Add custom words and terminology so Echo recognizes names, jargon, and specialized terms correctly.

Personal Vocabulary lets you teach Echo the words it wouldn't otherwise know -- technical terms, product names, people's names, or industry jargon. When you add words here, Echo passes them as context to the AI enhancement step, which helps it produce the correct spelling and formatting for those terms.

Note: Personal Vocabulary requires Intelligent Transformation to be enabled, since the vocabulary is used as context during AI processing.

Adding Words

  1. Click Vocabulary in the sidebar
  2. Select Personal Vocabulary
  3. Type a word or phrase in the Add word to vocabulary field
  4. Press Return or click the + button

You can add multiple words at once by separating them with commas. For example, typing Kubernetes, kubectl, Helm and pressing Return will add all three words.

Managing Your Vocabulary

Your words appear in a grid under Vocabulary Items with a count showing how many you've added. To remove a word, hover over it and click the x button.

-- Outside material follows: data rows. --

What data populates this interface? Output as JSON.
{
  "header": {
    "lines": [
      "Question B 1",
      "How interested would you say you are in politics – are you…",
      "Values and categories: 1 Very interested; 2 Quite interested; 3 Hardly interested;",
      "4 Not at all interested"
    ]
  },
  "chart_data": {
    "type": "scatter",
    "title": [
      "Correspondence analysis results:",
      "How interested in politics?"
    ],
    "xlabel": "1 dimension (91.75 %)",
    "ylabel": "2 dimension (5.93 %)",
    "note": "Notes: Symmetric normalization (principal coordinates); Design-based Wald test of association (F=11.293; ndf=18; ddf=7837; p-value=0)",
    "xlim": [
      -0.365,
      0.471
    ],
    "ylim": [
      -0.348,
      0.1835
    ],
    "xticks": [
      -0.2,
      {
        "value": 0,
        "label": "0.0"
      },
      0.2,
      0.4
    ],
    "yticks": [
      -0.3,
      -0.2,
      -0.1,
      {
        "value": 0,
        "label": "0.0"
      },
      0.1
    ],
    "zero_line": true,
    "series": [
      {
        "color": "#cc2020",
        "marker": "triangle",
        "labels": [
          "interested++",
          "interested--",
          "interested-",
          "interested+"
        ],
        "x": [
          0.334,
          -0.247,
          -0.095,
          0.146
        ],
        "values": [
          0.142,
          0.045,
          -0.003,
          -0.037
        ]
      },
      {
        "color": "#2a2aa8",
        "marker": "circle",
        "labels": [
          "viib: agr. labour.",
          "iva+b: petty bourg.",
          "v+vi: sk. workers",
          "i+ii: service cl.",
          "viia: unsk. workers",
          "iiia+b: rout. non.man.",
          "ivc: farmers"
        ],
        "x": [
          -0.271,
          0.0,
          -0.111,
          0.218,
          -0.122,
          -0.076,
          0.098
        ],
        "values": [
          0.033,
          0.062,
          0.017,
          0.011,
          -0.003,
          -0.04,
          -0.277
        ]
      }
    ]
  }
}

Duplicate entries are prevented automatically. If you try to add a word that's already in your vocabulary, Echo will let you know.

How It Works

When you record a transcription with Intelligent Transformation enabled, Echo includes your vocabulary words as context for the AI model. This helps the model:

  • Spell specialized terms correctly (e.g., "Kubernetes" instead of "Kuber netties")
  • Preserve brand-specific capitalization (e.g., "ChatGPT" instead of "chat gpt")
  • Recognize names and acronyms that would otherwise be unfamiliar

Echo also includes a built-in set of common technology terms to improve recognition out of the box.

Tips

  • Add the exact capitalization and formatting you want. If you add "macOS," the AI will prefer that spelling over "MacOS" or "Mac OS."
  • Focus on words that are genuinely uncommon or specialized. Common English words don't need to be added.
  • This feature is especially valuable for non-English names and technical terms that general-purpose models tend to get wrong.